Сказанное мною не имеет смысла, если создается впечатление, что я просто хочу утвердить значительность литературной группы, обойденной вниманием, точнее — признанием, чьи вкусы, как считается, шли вразрез со вкусами века. Будь это моим намерением, я бы воспользовался совершенно иным методом, рассмотрел бы каждого из них в отдельности и, в частности, остановился бы на особом значении Джона Лили в развитии английской прозы и собственно комедии. Моей целью, скорее, было определить связь литературно-критических устремлений с основным направлением творческой деятельности. В таком историческом обзоре, который избирает своим предметом не весь литературный процесс, а — на низшем уровне — просто соответствие литературы читательскому интересу, ставит перед собой задачу рассказать о книгах, которые все еще можно прочесть с удовольствием, выделяет книги, которые люди продолжают считать достойными того, чтобы тратить на них время, и которые представляют ценность для нас независимо от своей исторической отнесенности — в таком обзоре некоторым из этих писателей по справедливости не находится места. Произведения сэра Филипа Сидни, исключая несколько сонетов, не относятся к числу тех, которые хочется вновь и вновь перечитывать и освежать в памяти; его "Аркадия" — памятник скуки. Но я хотел бы подчеркнуть, что, рассматривая этот период с позиции интереса к развитию критического сознания в поэзии, невозможно отделить одну группу людей от другой, невозможно провести четкую границу между периферией и основным течением. В драматургии нам представляется, с одной стороны, почти вся огромная армия литераторов, толпа вчерашних школяров, сменивших Оксфорд и Кембридж на скудное житье в Лондоне, безденежных и почти бедствующих талантливых людей, а с другой стороны, беспокойная, любопытная, полуварварская публика, почитательница пива и непристойностей, состоящая в значительной степени из тех же людей, что и сейчас встречаешь в заштатных театрах; и эта публика желает дешевого развлечения, которое будоражило бы чувства, вызывало смех, удовлетворяло любопытство.
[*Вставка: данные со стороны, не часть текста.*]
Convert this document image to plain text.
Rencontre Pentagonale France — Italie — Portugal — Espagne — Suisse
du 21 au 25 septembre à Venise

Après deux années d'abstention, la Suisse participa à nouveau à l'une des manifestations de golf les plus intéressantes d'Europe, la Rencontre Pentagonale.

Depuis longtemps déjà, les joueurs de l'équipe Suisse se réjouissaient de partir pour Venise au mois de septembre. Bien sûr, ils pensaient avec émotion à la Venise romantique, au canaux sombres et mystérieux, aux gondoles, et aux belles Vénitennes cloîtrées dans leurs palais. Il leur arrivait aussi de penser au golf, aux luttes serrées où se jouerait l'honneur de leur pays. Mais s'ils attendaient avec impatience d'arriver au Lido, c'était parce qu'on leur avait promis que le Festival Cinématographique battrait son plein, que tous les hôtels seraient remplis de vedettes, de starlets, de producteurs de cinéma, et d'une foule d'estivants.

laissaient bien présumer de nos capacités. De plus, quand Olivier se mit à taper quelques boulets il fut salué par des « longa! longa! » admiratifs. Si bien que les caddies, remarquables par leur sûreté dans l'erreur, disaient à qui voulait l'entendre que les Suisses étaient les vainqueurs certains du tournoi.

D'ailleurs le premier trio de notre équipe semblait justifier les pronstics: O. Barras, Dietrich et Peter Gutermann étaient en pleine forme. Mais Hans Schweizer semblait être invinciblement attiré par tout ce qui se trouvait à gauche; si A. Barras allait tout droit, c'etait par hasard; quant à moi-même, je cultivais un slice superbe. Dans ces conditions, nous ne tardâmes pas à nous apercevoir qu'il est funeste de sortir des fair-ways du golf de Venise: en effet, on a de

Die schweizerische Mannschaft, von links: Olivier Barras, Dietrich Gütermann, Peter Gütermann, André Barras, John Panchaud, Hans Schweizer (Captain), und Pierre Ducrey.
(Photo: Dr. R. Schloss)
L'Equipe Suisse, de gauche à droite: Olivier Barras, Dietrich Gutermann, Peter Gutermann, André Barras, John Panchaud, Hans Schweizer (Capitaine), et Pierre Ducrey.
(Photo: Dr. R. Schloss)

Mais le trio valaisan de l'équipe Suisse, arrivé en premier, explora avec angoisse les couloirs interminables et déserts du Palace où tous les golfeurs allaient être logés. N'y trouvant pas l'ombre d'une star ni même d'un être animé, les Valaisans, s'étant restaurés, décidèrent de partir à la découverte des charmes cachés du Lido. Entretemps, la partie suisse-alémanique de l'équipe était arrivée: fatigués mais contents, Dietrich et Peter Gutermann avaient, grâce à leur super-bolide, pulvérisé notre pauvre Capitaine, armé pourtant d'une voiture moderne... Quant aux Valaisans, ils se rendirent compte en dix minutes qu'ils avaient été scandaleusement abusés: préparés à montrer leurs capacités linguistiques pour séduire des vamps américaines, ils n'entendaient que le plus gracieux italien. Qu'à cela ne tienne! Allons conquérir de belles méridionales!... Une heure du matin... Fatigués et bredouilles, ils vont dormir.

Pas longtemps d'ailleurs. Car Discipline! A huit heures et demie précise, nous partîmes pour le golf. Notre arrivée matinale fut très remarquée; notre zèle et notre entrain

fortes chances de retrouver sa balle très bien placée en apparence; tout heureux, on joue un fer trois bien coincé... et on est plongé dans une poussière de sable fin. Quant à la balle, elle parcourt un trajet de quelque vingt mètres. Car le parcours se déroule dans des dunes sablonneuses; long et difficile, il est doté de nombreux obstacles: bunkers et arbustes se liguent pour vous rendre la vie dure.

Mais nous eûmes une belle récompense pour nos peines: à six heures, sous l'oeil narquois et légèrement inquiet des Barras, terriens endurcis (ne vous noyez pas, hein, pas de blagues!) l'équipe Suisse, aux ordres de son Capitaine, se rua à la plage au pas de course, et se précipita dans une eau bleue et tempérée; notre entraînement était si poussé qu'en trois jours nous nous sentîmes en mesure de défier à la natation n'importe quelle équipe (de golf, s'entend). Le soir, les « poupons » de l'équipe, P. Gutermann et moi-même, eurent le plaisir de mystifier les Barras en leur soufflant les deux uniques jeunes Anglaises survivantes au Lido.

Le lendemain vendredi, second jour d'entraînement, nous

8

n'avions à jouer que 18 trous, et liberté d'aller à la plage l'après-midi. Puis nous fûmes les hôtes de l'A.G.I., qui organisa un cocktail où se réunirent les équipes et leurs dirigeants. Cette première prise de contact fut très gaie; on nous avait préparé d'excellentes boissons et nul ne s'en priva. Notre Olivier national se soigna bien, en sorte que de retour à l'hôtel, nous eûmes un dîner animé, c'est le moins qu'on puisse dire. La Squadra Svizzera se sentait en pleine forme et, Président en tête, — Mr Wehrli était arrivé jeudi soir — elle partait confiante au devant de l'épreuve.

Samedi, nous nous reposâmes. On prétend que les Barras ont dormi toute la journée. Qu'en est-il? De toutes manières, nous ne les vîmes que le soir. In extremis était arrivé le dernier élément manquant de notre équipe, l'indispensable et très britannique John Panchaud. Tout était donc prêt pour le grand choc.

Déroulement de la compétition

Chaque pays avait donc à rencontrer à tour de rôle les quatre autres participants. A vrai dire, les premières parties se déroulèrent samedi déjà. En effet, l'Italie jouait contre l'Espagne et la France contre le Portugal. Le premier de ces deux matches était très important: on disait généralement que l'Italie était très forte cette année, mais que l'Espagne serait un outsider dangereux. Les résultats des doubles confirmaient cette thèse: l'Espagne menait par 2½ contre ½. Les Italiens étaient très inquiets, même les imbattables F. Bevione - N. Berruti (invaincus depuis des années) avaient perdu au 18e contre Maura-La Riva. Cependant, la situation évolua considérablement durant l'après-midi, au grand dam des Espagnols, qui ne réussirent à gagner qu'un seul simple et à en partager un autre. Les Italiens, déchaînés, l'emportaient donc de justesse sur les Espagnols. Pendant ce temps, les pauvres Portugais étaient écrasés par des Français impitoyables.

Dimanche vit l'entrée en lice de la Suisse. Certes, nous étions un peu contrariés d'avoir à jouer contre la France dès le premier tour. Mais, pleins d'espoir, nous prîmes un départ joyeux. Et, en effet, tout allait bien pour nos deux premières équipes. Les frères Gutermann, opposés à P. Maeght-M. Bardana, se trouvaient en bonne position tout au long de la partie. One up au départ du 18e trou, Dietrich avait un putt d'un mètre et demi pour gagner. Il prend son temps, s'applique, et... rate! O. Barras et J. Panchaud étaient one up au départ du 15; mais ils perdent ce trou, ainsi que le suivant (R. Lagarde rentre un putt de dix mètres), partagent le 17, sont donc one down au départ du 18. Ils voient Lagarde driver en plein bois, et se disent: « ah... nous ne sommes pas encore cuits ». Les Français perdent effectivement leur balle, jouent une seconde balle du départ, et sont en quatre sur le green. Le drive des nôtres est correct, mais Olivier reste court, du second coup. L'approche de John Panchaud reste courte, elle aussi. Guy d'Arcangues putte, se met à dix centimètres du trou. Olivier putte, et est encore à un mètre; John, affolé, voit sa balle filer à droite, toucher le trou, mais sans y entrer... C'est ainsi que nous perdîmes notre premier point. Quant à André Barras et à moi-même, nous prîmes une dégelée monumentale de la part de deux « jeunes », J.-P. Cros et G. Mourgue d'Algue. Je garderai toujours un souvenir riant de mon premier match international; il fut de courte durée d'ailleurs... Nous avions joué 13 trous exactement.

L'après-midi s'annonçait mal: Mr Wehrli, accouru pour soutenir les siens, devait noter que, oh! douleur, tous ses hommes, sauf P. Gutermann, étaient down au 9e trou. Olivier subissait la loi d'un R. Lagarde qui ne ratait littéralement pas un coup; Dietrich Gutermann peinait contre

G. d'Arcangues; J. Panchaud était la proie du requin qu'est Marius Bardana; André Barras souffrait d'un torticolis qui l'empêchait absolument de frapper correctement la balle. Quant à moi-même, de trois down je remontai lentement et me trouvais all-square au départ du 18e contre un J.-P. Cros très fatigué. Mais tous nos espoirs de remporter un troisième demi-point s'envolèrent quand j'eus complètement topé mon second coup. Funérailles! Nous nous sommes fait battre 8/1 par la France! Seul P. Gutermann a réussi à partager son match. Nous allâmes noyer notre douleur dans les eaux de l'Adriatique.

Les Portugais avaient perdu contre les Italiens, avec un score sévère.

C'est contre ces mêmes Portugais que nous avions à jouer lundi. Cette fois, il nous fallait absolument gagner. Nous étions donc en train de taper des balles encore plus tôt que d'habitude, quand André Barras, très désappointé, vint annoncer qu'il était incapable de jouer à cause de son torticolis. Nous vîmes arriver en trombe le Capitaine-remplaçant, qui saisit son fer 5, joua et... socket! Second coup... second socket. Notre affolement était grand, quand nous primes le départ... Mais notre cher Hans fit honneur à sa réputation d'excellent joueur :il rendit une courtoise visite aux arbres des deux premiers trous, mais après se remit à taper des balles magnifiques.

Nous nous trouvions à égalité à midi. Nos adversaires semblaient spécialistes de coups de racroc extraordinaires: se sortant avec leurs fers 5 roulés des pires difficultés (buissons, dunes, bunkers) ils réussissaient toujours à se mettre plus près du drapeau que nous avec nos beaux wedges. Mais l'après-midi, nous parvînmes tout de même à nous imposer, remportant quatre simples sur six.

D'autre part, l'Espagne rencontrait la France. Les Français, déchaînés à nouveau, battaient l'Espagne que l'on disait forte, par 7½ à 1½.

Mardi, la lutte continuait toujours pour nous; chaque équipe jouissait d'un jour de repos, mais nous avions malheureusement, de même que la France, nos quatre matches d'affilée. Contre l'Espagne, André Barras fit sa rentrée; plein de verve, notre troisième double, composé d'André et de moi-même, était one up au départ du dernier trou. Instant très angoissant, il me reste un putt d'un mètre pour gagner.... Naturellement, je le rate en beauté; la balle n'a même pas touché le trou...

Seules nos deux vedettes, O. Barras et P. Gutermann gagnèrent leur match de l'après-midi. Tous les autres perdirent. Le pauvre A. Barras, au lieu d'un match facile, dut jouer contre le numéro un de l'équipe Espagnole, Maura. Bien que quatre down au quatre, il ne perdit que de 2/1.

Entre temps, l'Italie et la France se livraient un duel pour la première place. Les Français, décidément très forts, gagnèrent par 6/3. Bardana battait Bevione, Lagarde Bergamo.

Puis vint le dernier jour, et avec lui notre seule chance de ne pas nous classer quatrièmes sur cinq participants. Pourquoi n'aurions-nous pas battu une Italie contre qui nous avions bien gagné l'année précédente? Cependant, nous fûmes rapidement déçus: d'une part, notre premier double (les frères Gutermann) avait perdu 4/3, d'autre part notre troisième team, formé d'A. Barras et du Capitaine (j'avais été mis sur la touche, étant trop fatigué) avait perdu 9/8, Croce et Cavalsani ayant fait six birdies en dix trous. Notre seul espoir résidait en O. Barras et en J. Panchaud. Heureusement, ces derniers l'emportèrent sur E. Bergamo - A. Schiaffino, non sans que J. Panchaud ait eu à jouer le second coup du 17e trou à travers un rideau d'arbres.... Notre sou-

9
А между развлекающими и развлекаемыми существует глубинное единство национального характера, чувства юмора, представления о том, что хорошо и что дурно. Самый тяжкий грех для поэзии — скука, и весьма часто елизаветинские драматурги находили спасение от скуки и от безжизненности действия в необходимости забавлять. От этого зависел их кусок хлеба: им приходилось забавлять — или голодать.